The entire district is crackling with fireworks (and the sound track is peppered with background explosions). Maybe we are to understand that China's feudal way of life is about to detonate. One day a local kid steals some tobacco and is about to be severely punished when an itinerant artist comes to his defense. The artist, whose name is Nie Bao (Wu Gang), catches the eye of Chun Zhi, and soon he is painting fish on The Master's vases.

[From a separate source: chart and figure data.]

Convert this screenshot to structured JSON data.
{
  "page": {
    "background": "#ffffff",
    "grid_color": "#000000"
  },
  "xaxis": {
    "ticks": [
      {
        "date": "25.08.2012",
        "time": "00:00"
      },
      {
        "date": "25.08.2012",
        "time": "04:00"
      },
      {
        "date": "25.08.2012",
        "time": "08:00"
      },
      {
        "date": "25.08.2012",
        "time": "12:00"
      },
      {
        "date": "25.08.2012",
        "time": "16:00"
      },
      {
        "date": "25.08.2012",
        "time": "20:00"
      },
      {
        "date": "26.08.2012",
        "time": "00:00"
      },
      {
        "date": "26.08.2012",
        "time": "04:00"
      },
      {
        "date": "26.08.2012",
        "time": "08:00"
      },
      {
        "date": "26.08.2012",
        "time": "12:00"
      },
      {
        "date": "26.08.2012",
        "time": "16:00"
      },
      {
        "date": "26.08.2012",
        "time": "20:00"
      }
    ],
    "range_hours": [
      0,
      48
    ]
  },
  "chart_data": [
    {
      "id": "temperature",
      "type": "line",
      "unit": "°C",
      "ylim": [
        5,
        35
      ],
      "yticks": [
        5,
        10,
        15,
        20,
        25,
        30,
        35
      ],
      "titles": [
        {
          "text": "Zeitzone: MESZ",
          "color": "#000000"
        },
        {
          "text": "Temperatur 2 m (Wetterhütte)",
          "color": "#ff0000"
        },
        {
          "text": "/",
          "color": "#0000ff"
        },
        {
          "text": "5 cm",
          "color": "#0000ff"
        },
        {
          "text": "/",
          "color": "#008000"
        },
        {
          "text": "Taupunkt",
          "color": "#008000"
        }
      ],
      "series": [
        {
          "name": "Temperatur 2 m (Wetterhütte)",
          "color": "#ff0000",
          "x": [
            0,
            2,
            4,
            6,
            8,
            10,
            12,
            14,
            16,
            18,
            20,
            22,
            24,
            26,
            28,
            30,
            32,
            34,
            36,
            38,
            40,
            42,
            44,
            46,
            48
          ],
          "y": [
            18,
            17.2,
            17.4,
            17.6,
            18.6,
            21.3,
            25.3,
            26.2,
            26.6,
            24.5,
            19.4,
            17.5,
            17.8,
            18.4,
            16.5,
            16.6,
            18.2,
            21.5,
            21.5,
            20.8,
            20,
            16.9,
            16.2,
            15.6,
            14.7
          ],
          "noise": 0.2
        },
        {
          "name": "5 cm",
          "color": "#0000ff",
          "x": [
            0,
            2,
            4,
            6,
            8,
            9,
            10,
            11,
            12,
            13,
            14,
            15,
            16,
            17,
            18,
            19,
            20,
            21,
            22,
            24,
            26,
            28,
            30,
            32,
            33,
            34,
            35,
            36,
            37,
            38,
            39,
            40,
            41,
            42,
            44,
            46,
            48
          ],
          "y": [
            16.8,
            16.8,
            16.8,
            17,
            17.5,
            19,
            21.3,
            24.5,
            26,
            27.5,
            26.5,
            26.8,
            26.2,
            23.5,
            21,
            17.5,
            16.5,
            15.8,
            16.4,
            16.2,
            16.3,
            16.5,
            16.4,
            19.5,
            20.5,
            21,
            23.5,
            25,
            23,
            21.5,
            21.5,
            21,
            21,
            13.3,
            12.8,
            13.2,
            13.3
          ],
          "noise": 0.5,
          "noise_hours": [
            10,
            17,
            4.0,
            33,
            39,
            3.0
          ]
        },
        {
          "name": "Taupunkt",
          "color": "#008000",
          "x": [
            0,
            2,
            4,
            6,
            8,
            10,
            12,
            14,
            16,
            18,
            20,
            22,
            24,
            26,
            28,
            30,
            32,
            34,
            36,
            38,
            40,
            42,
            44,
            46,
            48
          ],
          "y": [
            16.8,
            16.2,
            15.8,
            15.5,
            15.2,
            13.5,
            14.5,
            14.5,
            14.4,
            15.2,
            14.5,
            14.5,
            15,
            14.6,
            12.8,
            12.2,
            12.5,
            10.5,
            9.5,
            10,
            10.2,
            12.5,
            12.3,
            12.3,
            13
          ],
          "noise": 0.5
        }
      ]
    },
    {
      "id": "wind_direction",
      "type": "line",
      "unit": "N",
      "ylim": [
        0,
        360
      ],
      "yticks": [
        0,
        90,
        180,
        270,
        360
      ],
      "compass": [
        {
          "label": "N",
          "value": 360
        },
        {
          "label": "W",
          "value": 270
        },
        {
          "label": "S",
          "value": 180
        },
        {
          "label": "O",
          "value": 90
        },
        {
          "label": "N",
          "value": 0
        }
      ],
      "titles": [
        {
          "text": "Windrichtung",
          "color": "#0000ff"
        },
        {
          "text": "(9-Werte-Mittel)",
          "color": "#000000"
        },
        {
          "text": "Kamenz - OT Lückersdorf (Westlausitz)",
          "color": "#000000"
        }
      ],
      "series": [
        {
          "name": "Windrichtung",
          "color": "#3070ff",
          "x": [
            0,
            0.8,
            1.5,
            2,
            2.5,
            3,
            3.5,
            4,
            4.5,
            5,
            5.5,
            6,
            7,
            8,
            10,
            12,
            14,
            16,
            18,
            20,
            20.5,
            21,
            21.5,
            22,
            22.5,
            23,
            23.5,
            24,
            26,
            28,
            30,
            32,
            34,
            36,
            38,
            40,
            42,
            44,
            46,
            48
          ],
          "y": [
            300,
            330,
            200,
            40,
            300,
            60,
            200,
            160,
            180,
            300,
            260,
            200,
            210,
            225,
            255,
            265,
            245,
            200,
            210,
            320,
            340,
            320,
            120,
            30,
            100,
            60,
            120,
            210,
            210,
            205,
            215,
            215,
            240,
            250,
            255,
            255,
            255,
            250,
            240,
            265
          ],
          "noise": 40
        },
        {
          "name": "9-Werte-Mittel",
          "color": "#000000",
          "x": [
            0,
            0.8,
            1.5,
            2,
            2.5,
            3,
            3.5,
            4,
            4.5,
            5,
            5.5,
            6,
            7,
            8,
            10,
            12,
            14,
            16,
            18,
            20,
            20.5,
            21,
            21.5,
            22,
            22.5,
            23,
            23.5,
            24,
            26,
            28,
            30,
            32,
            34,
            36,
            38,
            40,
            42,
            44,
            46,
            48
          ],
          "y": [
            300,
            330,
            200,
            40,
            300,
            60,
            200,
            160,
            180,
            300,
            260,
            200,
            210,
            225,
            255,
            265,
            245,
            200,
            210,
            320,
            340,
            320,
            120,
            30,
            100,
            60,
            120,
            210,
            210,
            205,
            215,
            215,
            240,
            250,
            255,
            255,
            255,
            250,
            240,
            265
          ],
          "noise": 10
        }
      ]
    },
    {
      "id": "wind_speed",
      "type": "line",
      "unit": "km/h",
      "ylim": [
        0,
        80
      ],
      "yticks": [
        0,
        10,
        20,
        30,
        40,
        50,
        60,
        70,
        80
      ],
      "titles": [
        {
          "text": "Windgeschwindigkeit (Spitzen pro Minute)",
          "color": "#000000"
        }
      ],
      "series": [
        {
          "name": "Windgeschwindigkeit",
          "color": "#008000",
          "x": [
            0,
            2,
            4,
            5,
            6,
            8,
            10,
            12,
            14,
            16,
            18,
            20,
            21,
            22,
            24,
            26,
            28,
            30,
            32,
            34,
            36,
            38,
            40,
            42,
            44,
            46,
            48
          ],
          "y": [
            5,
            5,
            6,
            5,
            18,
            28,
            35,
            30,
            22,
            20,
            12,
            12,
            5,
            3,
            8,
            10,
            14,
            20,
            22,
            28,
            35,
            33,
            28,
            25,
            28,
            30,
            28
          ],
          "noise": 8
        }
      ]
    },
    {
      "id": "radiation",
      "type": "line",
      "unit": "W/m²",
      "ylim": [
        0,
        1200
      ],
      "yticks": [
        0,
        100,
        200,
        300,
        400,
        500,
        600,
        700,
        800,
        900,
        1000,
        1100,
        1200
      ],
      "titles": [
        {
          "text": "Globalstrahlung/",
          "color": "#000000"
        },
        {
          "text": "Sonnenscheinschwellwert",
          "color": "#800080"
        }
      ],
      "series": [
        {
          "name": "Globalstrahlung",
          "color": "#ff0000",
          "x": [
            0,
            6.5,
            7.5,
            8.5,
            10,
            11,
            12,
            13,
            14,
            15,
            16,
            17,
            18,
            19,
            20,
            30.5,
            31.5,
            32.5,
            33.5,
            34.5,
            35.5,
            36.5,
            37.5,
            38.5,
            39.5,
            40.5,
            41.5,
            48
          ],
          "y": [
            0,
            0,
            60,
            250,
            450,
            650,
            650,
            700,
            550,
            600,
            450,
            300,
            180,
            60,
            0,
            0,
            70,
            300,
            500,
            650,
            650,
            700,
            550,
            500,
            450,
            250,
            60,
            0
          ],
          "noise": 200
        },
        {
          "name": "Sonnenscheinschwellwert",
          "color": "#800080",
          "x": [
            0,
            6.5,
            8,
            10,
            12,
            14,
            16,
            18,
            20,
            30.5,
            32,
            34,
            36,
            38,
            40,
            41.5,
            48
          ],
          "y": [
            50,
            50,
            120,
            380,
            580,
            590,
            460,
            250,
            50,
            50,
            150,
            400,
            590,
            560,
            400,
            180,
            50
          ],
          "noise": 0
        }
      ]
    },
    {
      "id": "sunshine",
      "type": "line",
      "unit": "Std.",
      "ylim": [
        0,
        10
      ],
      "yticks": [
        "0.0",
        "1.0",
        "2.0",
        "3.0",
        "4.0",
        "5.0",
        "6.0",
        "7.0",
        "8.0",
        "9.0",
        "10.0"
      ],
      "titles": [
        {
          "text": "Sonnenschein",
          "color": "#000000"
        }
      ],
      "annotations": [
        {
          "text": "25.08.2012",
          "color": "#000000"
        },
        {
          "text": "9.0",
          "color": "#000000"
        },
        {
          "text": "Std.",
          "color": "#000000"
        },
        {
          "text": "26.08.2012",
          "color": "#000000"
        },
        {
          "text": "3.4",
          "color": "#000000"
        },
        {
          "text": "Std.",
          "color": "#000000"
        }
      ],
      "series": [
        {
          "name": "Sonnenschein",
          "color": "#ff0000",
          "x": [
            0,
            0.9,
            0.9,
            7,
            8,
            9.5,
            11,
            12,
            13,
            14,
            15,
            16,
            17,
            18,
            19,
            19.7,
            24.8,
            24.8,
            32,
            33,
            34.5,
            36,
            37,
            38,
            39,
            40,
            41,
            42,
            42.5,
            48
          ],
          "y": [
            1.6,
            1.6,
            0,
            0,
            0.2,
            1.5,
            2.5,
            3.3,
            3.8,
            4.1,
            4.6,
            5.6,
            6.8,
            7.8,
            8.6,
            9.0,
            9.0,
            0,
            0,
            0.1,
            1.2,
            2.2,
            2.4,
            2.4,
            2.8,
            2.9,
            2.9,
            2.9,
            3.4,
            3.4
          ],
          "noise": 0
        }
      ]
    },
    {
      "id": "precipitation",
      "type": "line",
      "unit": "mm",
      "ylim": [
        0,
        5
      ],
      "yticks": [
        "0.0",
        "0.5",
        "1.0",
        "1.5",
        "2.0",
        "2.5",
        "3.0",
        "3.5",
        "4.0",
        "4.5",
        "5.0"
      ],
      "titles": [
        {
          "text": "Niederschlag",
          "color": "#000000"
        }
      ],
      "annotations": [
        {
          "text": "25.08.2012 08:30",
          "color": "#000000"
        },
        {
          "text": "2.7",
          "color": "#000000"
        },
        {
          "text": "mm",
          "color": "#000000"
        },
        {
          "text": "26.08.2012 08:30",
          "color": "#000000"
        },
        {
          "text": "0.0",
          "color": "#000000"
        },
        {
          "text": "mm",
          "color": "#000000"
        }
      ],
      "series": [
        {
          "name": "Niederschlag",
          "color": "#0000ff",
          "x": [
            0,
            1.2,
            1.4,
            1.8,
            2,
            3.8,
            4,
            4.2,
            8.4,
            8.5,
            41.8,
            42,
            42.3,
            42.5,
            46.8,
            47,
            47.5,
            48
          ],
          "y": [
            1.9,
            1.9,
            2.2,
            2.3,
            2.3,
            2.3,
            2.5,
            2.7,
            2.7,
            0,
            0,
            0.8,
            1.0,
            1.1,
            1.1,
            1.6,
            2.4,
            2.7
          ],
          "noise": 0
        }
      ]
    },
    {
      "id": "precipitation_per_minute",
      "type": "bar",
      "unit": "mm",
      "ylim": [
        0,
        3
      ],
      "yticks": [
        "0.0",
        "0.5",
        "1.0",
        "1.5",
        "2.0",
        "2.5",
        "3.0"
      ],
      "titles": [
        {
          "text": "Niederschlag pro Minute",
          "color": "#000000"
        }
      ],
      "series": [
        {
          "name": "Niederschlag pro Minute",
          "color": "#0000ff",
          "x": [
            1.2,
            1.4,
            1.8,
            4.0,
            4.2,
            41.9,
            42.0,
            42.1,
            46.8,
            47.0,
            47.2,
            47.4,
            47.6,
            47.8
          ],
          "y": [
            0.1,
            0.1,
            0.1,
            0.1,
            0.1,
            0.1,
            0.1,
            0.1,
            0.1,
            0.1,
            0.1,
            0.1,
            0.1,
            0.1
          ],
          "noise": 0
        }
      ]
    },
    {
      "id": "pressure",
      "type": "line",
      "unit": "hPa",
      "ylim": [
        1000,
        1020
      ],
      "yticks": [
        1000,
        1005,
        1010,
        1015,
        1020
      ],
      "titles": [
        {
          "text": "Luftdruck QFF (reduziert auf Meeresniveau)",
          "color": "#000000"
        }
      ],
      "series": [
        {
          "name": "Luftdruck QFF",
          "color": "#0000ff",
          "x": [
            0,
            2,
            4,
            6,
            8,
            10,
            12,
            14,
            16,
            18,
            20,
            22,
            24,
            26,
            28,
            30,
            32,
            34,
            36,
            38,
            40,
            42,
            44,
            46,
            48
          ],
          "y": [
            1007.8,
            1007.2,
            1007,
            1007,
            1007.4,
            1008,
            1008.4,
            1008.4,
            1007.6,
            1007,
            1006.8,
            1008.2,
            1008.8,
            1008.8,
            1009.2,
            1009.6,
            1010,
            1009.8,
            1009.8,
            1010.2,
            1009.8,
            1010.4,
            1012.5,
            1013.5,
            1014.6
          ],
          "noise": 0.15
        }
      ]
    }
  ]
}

The local establishment is aghast when it becomes clear that The Master has fallen in love with the intrepid artist, and that sets an intrigue in motion, masterminded by Mr. Mann (Zhao Xiaorui). Chun Zhi tries to detach from her lover, but cannot; beneath her cold exterior, The Master is a girl with a crush, and soon she cries, in the heart-rending words of melodramas from all ages, "I don't want to be your master - I just want to be a woman!" Yes, but a lot of fireworks are going to explode before that day comes, and soon Nie Bao finds himself suspended over a bed of glowing coals with his body wrapped with fireworks; if he relaxes even a little, the first firecracker will fall into the flames, and he'll be history. Later, there is a local competition, for Chun Zhi's benefit, at which young men show off how bravely, and unwisely, they can handle fireworks. It's as if this sequence slipped in from a martial arts movie.
So many of the recent movies from China have been so good that there's a temptation to expect every one to be a masterpiece.
"Red Firecracker, Green Firecracker" is a magnificently mounted film (every frame could be a photograph), and it has a lot of energy, but the plot, as you may have guessed, is sort of silly, and the climax is all too explosive.